The thing about factory games is that it doesn't matter what they build.  I mean sure, there's a certain amount of satisfaction in the classic "ore to rod/plate to industrialized machinery" cycle, with each new creation being a stepping stone to the next, but the important part is building a machine that's as massively complicated as it is efficient.  Shapez-io has launched on itch.io (with free web demo) and is hitting Early Access on Steam later this week, and it's a factory game every bit as much about building stuff as it is about stripping the genre down to its basics.

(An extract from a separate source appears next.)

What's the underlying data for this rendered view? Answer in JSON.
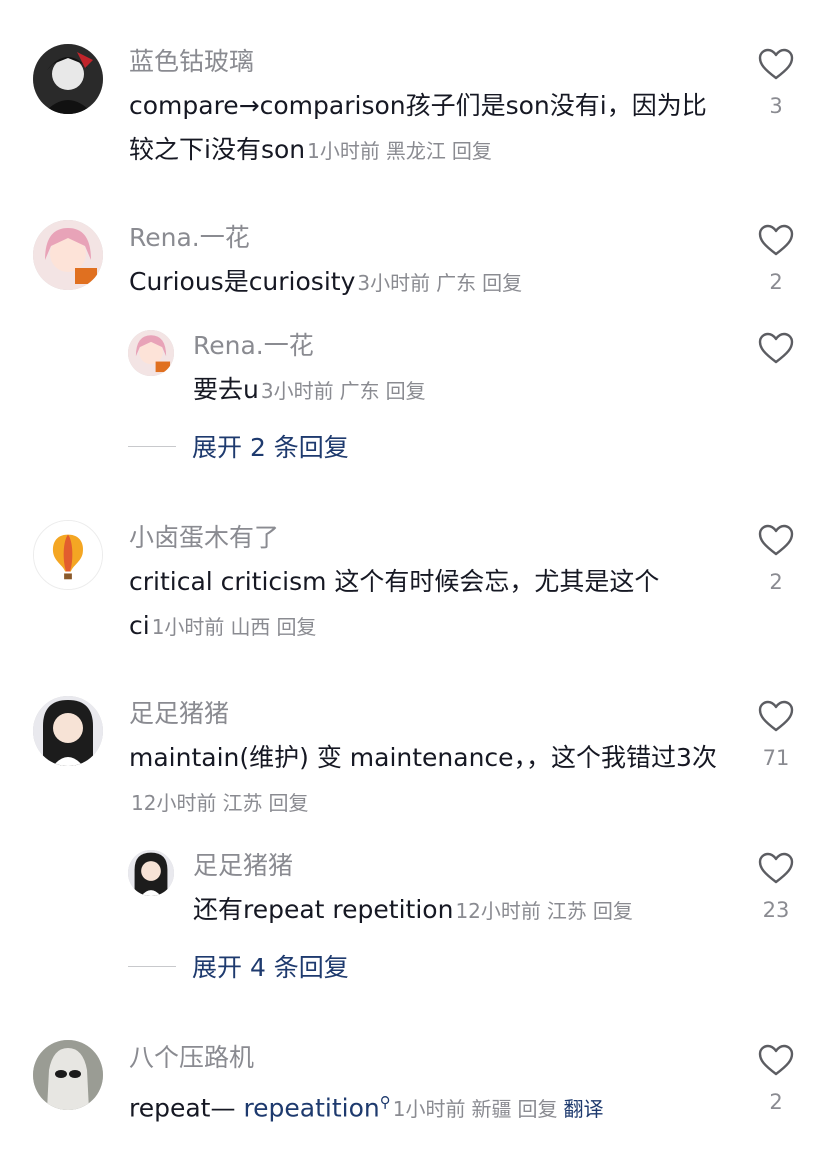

At the beginning you've got extractors, conveyor belts and a repository to send the results to.  Mine enough circles and it unlocks splitters, which divide the circle in two when you send them through.  Problem is, splitting isn't all that quick but the reward for meeting the quota on this mission is a belt divider/merger, which lets you more efficiently use the resources pulled from each extractor.  Every machine and piece is free, so you can divide, process and re-merge to your heart's content, and the challenge comes from the volume of resources required to clear each level.  You can "win" by setting up a single line and walking off for a couple hours, sure, but where's the fun in that when you could make a massive tangled rats-nest of belts and processing units instead?  So long as the end product gets to the central input area it doesn't really matter how it gets there, so a big part of the fun is playing with design.

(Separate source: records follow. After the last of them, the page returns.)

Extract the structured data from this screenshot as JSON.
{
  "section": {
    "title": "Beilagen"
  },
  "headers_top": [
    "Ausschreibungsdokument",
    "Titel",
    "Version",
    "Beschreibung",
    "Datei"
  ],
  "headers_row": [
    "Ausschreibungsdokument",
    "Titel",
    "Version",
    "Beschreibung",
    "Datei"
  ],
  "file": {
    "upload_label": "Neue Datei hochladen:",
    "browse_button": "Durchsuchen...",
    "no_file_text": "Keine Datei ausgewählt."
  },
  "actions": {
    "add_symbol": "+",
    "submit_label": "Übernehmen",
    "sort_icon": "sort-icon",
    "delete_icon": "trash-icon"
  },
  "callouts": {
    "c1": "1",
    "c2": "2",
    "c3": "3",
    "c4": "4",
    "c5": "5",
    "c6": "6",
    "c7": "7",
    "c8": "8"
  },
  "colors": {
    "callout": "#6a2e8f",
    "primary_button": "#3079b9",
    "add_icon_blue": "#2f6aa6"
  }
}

As the game opens up it doesn't seem like it's going to get overly intricate in terms of its tool-set, but you can still do a lot with what's there.  Shapes can be divided down to quarter-pieces, colored, stacked and reassembled whatever way you'd like, and the initial slow pace of the machinery is upgradeable so long as you deliver the required parts.  Each new goal picks up where the last left off, so your production lines are still available to either be torn down to make way for the next set of requirements or left running to pay for a new upgrade, depending on need.  The map extends in all directions, close enough to forever to make no difference, covered in so many patches of shapes and colors there's no reason not to build over one if your design needs the space.  In all the world, though, there's only one delivery area, but by the time you need to build too far out you'll have gotten much faster conveyor belts so it all works out the same.

While Shapez-io is off to a nice minimalist start, it's worth noting that it's pre-early access and missing some important quality of life features.  Managing conveyor belts in close quarters can be a pain as they attach to each other in unintended ways, for example, and a giant complicated machine can only be duplicated by rebuilding it part by part.  Need to tweak the placement of part of an assembly?  Delete/rebuild is currently the only option.  On the plus side, the entire game feels solid and impressively bug-free, or at least I've run across no technical issues at all yet.

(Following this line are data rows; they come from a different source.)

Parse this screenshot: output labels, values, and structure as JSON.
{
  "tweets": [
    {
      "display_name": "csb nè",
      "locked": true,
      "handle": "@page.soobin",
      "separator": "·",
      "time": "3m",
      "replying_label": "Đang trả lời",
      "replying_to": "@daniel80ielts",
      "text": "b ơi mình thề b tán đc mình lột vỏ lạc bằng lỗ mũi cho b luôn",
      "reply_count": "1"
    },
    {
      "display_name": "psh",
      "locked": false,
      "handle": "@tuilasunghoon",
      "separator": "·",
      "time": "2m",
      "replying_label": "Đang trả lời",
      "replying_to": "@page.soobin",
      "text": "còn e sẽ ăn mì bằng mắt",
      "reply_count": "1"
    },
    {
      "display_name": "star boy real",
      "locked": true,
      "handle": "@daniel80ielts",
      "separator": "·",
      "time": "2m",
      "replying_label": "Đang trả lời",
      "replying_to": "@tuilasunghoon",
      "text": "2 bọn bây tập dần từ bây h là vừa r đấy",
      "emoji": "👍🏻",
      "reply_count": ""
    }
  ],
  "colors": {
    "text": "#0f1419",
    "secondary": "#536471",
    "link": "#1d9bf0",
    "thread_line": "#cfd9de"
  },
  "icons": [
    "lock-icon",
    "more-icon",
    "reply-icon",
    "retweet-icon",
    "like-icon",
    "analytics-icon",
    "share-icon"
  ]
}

Shapez-io makes a great first impression, simplifying the factory genre but doing a lot with the pieces it keeps.  One of the great feelings of factory gaming is having a rough idea of how a process might work and then testing, refining, tearing apart and rebuilding until everything works right, and when done having created a massive beast of a contraption that seems like it's far too complicated for its own good, and yet each part makes sense because you built it yourself and you can see all the bits working in unison and debug the parts that could use a tweak.  Shapez-io scratches that itch nicely, and with plenty of additions and upgrades to go on its path to completion, the machines have room to get even more intricate.